For Jesus’ disciples, everything was beginning to feel bleak and uncertain. The One they had followed for the past three years now foretold Judas’ betrayal, Peter’s denial, and his own departure. The time was quickly approaching when the disciples would no longer be able to follow him. What began as a celebratory Passover meal— remembering Israel’s liberation from Egyptian slavery—was shifting into uncertainty, confusion, and despair. Sensing the heavy emotions weighing on his disciples, Jesus began to comfort them. He knew the human heart—its weakness, its fears, its doubts—and in this moment he gave them what they would need to endure the difficulties ahead.


question 1

Life often confronts us with challenges: health issues, job stress, job loss, financial strain, mental illness, loneliness, relational struggles, the brokenness of the world around us, and much more. When these trials come, what does it look like practically to trust in who Jesus is and in his ultimate plan?


discussion

Read Colossians 1:15-17. God’s ultimate plan is new creation—to unite all things in heaven and on earth in the person of Jesus. After all, it was through Jesus that creation began, and through him all things will be restored. Jesus is not just a way, a truth, and a life. He is the way, the truth, and the life—God in the flesh. These words not only addressed Thomas’ uncertainty, but became the foundation that would anchor the disciples when the storms came.


question 2

Can you recall a moment when Jesus worked powerfully in your life? What did that experience reveal to you about God’s character? Has it given you ongoing assurance that he will continue to work in your life?

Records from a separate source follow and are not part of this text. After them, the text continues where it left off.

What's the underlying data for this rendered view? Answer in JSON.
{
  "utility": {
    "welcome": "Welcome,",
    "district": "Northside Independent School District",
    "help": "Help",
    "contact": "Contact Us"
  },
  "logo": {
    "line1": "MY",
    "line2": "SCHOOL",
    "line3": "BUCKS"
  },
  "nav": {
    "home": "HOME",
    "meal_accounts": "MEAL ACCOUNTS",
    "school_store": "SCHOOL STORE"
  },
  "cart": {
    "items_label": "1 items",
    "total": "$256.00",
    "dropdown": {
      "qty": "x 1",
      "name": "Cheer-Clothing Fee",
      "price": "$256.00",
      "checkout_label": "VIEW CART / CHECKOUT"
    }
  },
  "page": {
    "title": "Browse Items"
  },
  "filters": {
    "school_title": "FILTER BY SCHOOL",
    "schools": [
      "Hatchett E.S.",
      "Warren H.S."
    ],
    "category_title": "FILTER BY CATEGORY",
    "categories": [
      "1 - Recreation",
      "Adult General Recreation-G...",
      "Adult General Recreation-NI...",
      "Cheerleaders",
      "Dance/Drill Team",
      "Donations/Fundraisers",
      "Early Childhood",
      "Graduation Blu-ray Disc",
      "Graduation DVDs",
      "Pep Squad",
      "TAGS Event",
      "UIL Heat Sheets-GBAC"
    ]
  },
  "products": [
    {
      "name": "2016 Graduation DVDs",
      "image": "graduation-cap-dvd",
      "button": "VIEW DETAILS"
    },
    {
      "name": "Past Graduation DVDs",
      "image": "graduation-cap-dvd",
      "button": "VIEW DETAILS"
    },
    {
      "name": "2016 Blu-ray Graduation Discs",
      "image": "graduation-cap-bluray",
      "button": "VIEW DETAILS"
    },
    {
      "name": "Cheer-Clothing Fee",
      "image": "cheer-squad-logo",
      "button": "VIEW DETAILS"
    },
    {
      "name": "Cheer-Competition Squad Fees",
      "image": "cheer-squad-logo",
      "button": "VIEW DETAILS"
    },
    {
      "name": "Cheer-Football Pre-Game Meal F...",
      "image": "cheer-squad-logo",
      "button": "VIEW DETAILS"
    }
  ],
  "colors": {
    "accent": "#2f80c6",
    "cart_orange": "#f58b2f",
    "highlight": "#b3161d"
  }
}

Read 1 John 5:14-15. When we pray in alignment with God’s heart, he answers according to his will. Although the mystery of prayer isn’t always easy to understand, we can be certain of this: he hears us. We have a God who listens. As Andrew reminded us on Sunday: “Often what brings God glory is when we move through the natural sufferings of this world with the supernatural empowerment of God’s Spirit, just as these disciples will with their lives.”


question 3

We need God’s empowerment daily to be active participants in community, loving spouses, caring parents, honest employees or employers, encouraging friends, and contributors within our cities. What does it look like to rely on his empowerment in the ordinary rhythms of life as we join in his kingdom work?


weekly application

The greater works of Jesus are still unfolding today. Let’s pray for God’s kingdom vision and rely on his empowerment to live faithfully in every part of life— especially in the ordinary. Take some time to pray for one another.